I’m wondering if all of these are actually “real punters” paying for music on their handsets. So, for example, can Orange’s statistical reporting discriminate between “proper” use, versus demos given in shops? Maybe there’s a separate APN for retailers’ SIMs, or maybe not. Or maybe there’s just internal billing reconciliation between the various divisions of the operator and its channel partners. Orange has 280 of its own shops in the UK, plus countless other retailers stock its wares, so it doesn't take an awful lot of demos-per-salesperson-per-day to rack up an appreciable fraction of 3000.
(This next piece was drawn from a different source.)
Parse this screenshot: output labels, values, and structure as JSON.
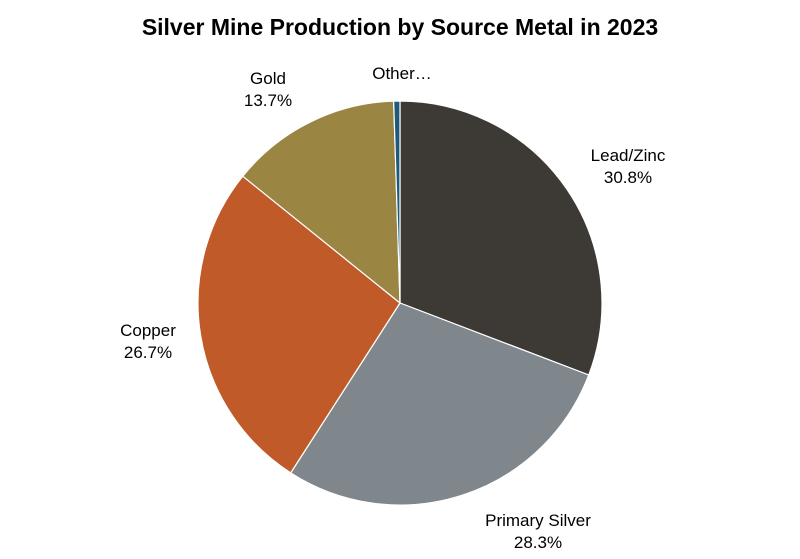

And what about testing? I’ve seen a number of presentations around the concept of “user experience monitoring”. Basically the idea is to stick probes in the network, or drive a bunch of phones around in a van, doing user-type stuff like sending MMS or downloading music. Now imagine a network with 10,000 cells, and you want to to do ongoing quality testing with various types of phones, in various network conditions. How many tests might you make per cell, per month? 1? 10? 100?

I’d guess a van with 10 phones in it could visit 100 cells a day, doing a variety of quality-of-experience tests. A fleet of 10 such vans seems reasonable for a decent-sized operator in a medium-sized country. So, maybe the operator conducts 10,000 tests of any given service per day. Or 300,000 per month.

And, of course, both distribution & testing could be outsourced, and any costs effectively just billed back as part of the contract’s expenses terms, making it even more difficult to separate out from real-world commercial use.

And lastly... how much reported data usage isn't from real Joe-Bloggs-in-the-Street, but from people like us in the industry, trying stuff out to see if it works, using it during meetings with advertisers and content owners, checking up on competitors, showing it to the world at Barcelona or wherever....

I could well be overlooking something very obvious here… but equally, it could be that the split of customer vs internal-ops usage of services is misreported by some operators.